Monday, July 14, 2008

"Invasion Of The Jellyfish" (CT)

From Theday.com

Waterford beach lifeguards Anders Drew and Silvia Stockman spend most of their mornings now scooping up swarms of jellyfish from the shoreline before beachgoers arrive. But all their scooping still can't stop people from getting stung.

”This is probably the worst year we have had,” said Stockman, who's been at the beach four years.

Drew, the head lifeguard, agreed.

”They beat us here this year,” he said.

While jellyfish are common at the region's beaches each summer, they've arrived earlier than normal.

”They've been stung today already,” said Barbara Stack of Waterford Saturday afternoon, motioning towards her two daughters and a friend who were playing at the water's edge.

Barbara and her husband, Ted, grew up in Waterford. Both said they did not remember a jellyfish problem in their childhood.

Dave Simpson, the acting director of marine fisheries for the Department of Environmental Protection, said the jellyfish invading Long Island Sound this year are “typical” lion's mane jellyfish, which, apart from a minor sting, do not present much of a threat to beachgoers unlike the Portuguese man-of-war that washed up on Westerly and Stonington beaches last summer.

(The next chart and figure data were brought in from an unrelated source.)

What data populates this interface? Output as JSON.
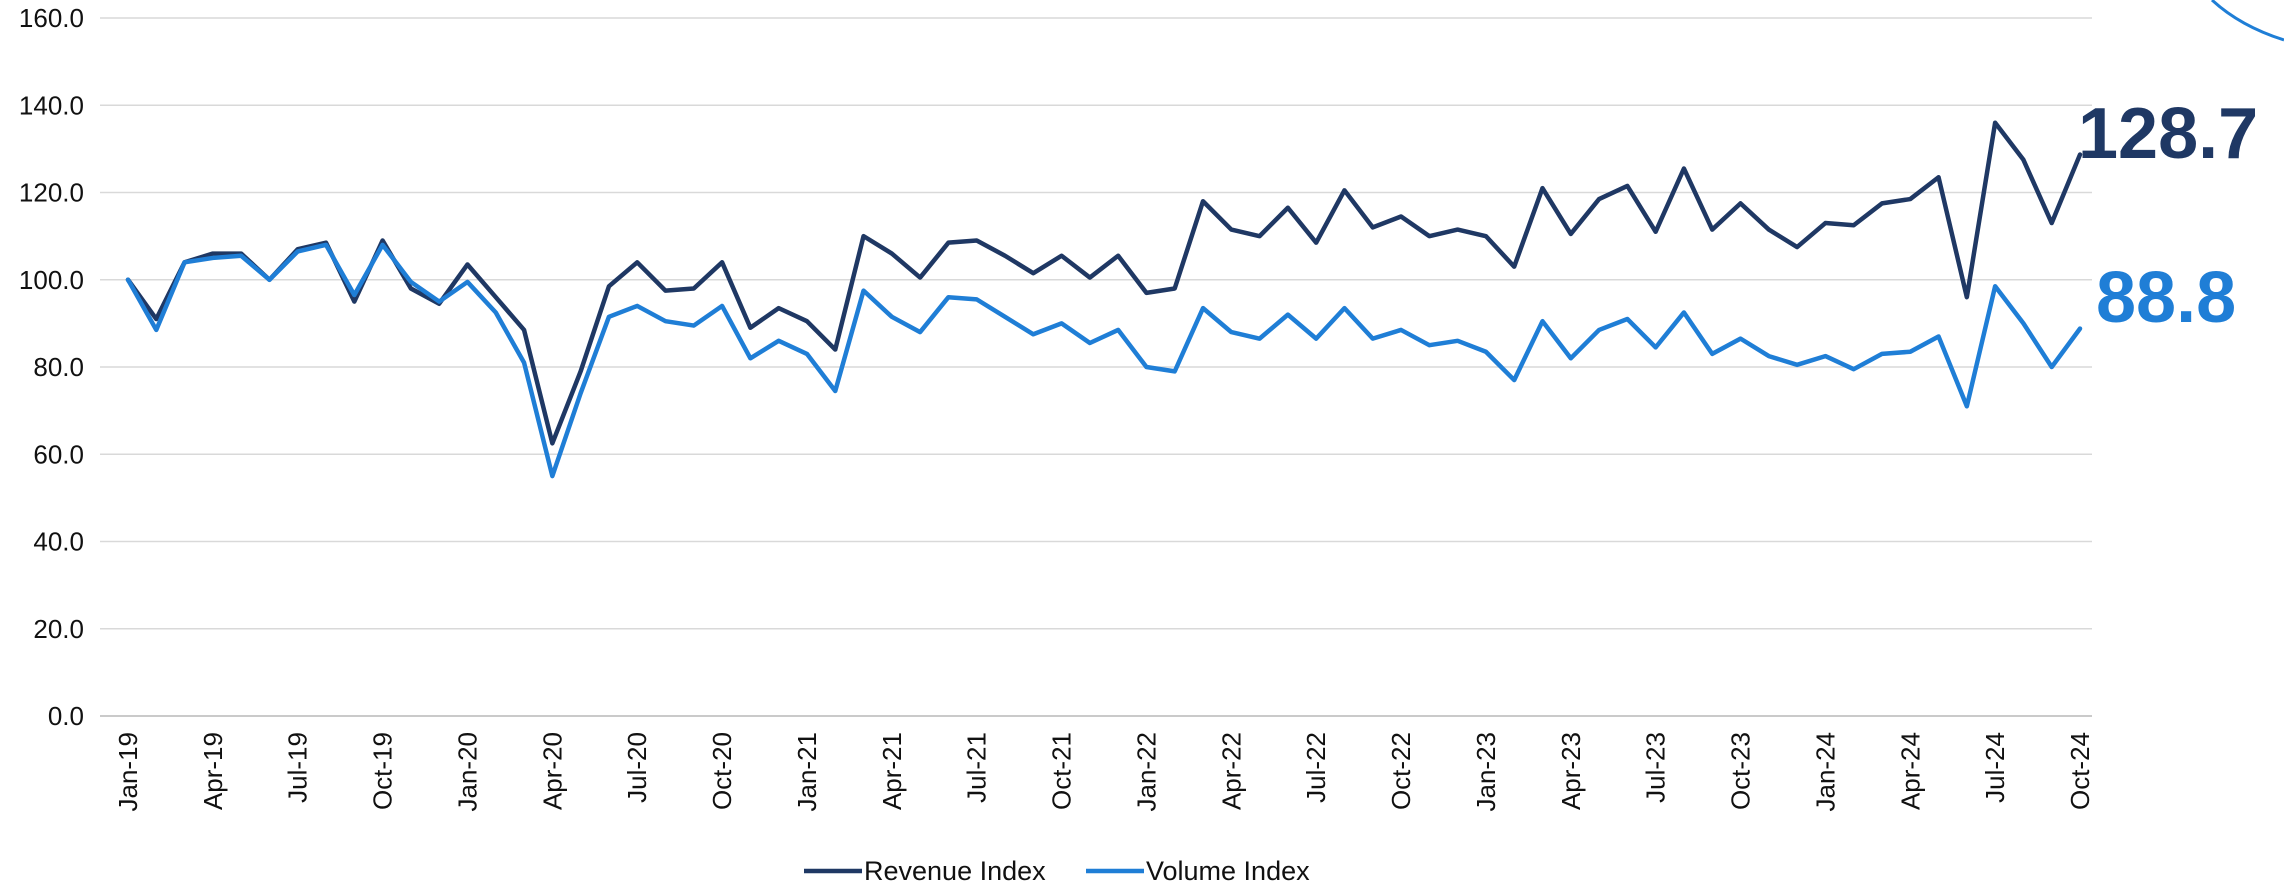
{
  "chart_data": {
    "type": "line",
    "title": "",
    "xlabel": "",
    "ylabel": "",
    "ylim": [
      0,
      160
    ],
    "yticks": [
      "0.0",
      "20.0",
      "40.0",
      "60.0",
      "80.0",
      "100.0",
      "120.0",
      "140.0",
      "160.0"
    ],
    "grid": true,
    "legend_position": "bottom",
    "x": [
      "Jan-19",
      "Feb-19",
      "Mar-19",
      "Apr-19",
      "May-19",
      "Jun-19",
      "Jul-19",
      "Aug-19",
      "Sep-19",
      "Oct-19",
      "Nov-19",
      "Dec-19",
      "Jan-20",
      "Feb-20",
      "Mar-20",
      "Apr-20",
      "May-20",
      "Jun-20",
      "Jul-20",
      "Aug-20",
      "Sep-20",
      "Oct-20",
      "Nov-20",
      "Dec-20",
      "Jan-21",
      "Feb-21",
      "Mar-21",
      "Apr-21",
      "May-21",
      "Jun-21",
      "Jul-21",
      "Aug-21",
      "Sep-21",
      "Oct-21",
      "Nov-21",
      "Dec-21",
      "Jan-22",
      "Feb-22",
      "Mar-22",
      "Apr-22",
      "May-22",
      "Jun-22",
      "Jul-22",
      "Aug-22",
      "Sep-22",
      "Oct-22",
      "Nov-22",
      "Dec-22",
      "Jan-23",
      "Feb-23",
      "Mar-23",
      "Apr-23",
      "May-23",
      "Jun-23",
      "Jul-23",
      "Aug-23",
      "Sep-23",
      "Oct-23",
      "Nov-23",
      "Dec-23",
      "Jan-24",
      "Feb-24",
      "Mar-24",
      "Apr-24",
      "May-24",
      "Jun-24",
      "Jul-24",
      "Aug-24",
      "Sep-24",
      "Oct-24"
    ],
    "xtick_labels": [
      "Jan-19",
      "Apr-19",
      "Jul-19",
      "Oct-19",
      "Jan-20",
      "Apr-20",
      "Jul-20",
      "Oct-20",
      "Jan-21",
      "Apr-21",
      "Jul-21",
      "Oct-21",
      "Jan-22",
      "Apr-22",
      "Jul-22",
      "Oct-22",
      "Jan-23",
      "Apr-23",
      "Jul-23",
      "Oct-23",
      "Jan-24",
      "Apr-24",
      "Jul-24",
      "Oct-24"
    ],
    "series": [
      {
        "name": "Revenue Index",
        "color": "#1F3864",
        "end_label": "128.7",
        "values": [
          100.0,
          91.0,
          104.0,
          106.0,
          106.0,
          100.0,
          107.0,
          108.5,
          95.0,
          109.0,
          98.0,
          94.5,
          103.5,
          96.0,
          88.5,
          62.5,
          79.0,
          98.5,
          104.0,
          97.5,
          98.0,
          104.0,
          89.0,
          93.5,
          90.5,
          84.0,
          110.0,
          106.0,
          100.5,
          108.5,
          109.0,
          105.5,
          101.5,
          105.5,
          100.5,
          105.5,
          97.0,
          98.0,
          118.0,
          111.5,
          110.0,
          116.5,
          108.5,
          120.5,
          112.0,
          114.5,
          110.0,
          111.5,
          110.0,
          103.0,
          121.0,
          110.5,
          118.5,
          121.5,
          111.0,
          125.5,
          111.5,
          117.5,
          111.5,
          107.5,
          113.0,
          112.5,
          117.5,
          118.5,
          123.5,
          96.0,
          136.0,
          127.5,
          113.0,
          128.7
        ]
      },
      {
        "name": "Volume Index",
        "color": "#1F7ED6",
        "end_label": "88.8",
        "values": [
          100.0,
          88.5,
          104.0,
          105.0,
          105.5,
          100.0,
          106.5,
          108.0,
          96.5,
          108.0,
          99.5,
          95.0,
          99.5,
          92.5,
          81.0,
          55.0,
          74.0,
          91.5,
          94.0,
          90.5,
          89.5,
          94.0,
          82.0,
          86.0,
          83.0,
          74.5,
          97.5,
          91.5,
          88.0,
          96.0,
          95.5,
          91.5,
          87.5,
          90.0,
          85.5,
          88.5,
          80.0,
          79.0,
          93.5,
          88.0,
          86.5,
          92.0,
          86.5,
          93.5,
          86.5,
          88.5,
          85.0,
          86.0,
          83.5,
          77.0,
          90.5,
          82.0,
          88.5,
          91.0,
          84.5,
          92.5,
          83.0,
          86.5,
          82.5,
          80.5,
          82.5,
          79.5,
          83.0,
          83.5,
          87.0,
          71.0,
          98.5,
          90.0,
          80.0,
          88.8
        ]
      }
    ]
  }
}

The fruitful jellyfish population, however, is not as alarming as their ahead-of-schedule debut to southeastern Connecticut shores, according to jellyfish expert Megan Pried.

Pried, who has worked for the last year and a half at the Mystic Aquarium and Institute for Exploration, said it is normal for jellyfish to be this abundant. What is out of the ordinary is their advanced arrival.

Pried said that locals reported jellyfish sightings as early as April. The normal jellyfish season begins at the end of May or the beginning of June, she said.

She credited the jellies' early arrival to warmer water temperatures.

”I do believe that global warming has some play in the temperatures warming up,” she said. “A lot of animals just go by temperature. They don't really know what else is going on.”

Pried explained that if jellyfish sense the water has reached a certain temperature, they will start reproducing and grow larger regardless of the season. She also said when the water is warmer, there is more food, helping the jellies grow faster, and prompting them to migrate to an ample food source.

The jellyfish follow their food - algae blooms - or come this direction with the Gulf Stream.

At the aquarium, Pried said the water is purposefully warmed, causing baby jellyfish, called ephrya, to come off of their polyps and begin feeding and moving about.

This is currently taking place in Long Island Sound. Due to balmy seas, the ephrya are now starting this process prematurely. But jellies are not the only confused marine life. ”Lionfish and other tropical fish that follow the Gulf Stream pop up in our waters and are not normally here,” Pried added.

She warns that lionfish are a venomous species that can cause a great deal of pain to bathers.